Dive Brief:
- Grand Island, NY, middle school teacher Mary Howard has found incorporating Socratic-style discourse into her English and social studies classrooms helps students think critically about texts and engage in discussions about them.
- To turn a classroom into a Socratic seminar, Howard writes for eSchool News, teachers should use compelling texts, create guides to help students develop thought-provoking questions, and set up chairs in a double horseshoe shape so an inner ring of students can participate in the discussion while the outer circle observes and provides a backchannel.

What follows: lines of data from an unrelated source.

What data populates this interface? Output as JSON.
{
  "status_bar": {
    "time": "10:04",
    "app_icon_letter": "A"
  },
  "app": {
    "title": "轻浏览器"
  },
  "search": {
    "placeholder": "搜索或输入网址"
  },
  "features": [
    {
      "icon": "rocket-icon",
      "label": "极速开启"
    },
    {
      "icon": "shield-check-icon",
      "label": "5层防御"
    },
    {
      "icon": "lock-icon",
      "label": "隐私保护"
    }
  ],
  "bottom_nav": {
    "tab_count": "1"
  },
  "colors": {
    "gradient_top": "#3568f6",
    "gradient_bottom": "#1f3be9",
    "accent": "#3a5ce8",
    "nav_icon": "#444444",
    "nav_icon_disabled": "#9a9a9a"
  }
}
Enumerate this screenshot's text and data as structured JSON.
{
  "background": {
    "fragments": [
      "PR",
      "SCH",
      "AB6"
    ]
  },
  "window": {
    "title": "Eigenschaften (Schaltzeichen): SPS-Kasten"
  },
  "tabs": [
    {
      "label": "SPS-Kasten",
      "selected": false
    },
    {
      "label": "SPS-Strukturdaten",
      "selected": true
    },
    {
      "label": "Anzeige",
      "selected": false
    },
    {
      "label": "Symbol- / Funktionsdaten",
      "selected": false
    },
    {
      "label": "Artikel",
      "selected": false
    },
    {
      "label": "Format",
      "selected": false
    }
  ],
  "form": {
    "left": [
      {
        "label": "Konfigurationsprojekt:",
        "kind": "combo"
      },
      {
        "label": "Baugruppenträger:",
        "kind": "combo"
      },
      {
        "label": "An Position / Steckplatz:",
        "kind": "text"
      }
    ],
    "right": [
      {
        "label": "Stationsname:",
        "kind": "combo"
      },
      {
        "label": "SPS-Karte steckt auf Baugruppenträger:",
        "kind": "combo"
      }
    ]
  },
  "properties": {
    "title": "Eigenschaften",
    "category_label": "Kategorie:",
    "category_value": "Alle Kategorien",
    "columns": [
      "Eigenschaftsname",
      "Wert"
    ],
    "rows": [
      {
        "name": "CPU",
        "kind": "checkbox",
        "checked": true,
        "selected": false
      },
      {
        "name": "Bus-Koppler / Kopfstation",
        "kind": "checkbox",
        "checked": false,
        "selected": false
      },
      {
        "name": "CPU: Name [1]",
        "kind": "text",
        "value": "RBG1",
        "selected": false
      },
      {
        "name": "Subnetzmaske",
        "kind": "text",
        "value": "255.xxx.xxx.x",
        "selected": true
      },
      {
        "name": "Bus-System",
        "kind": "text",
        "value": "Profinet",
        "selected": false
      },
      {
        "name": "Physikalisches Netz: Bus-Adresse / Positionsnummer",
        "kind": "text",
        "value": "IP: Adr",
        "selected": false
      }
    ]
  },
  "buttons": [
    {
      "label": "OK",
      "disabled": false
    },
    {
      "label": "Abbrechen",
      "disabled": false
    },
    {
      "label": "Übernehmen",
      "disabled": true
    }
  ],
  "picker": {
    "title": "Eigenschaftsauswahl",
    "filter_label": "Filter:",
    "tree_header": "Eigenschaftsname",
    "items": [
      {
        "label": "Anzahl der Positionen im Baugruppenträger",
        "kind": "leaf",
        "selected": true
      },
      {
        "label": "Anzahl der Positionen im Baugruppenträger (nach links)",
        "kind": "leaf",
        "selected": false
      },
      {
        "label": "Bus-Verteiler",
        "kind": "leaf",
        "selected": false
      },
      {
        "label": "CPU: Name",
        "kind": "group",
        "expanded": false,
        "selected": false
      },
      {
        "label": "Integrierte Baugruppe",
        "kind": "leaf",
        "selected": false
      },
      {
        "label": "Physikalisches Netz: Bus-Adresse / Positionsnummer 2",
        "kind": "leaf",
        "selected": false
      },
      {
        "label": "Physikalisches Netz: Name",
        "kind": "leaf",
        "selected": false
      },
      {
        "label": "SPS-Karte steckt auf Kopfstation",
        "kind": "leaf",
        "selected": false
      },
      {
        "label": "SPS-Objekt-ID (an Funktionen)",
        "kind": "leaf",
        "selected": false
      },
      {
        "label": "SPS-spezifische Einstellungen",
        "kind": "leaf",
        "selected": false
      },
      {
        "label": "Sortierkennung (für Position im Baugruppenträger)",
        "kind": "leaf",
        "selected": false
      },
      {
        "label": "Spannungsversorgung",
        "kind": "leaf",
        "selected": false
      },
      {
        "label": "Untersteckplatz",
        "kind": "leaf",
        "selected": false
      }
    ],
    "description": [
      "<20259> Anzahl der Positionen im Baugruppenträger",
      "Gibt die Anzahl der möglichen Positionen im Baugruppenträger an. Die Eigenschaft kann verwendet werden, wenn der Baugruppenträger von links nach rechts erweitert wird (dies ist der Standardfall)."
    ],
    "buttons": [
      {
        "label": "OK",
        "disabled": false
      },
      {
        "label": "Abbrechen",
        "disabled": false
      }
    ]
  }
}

- Once the discussion starts, teachers should step back and let students guide the conversation, give the outer circle of students a platform to add comments and questions about the discourse — Howard recommends Todaysmeet.com — and, at the end, assess student learning with a reflection writing assignment.
Dive Insight:
With all of the focus on innovative new teaching techniques to engage students, some teachers like Howard are finding some great strategies may be found far in the past. Socrates forced students to reflect on their own ideas and logic by answering question after question, digging deeper into a given topic. Giving students the responsibility to guide such a discussion is a no-tech way to engage them and develop skills they need for college and career.
Using an online backchannel like Todaysmeet requires internet access and devices, but teachers can get creative about providing that without the digital technology. If true engagement is the goal, the role of tech in achieving that is secondary.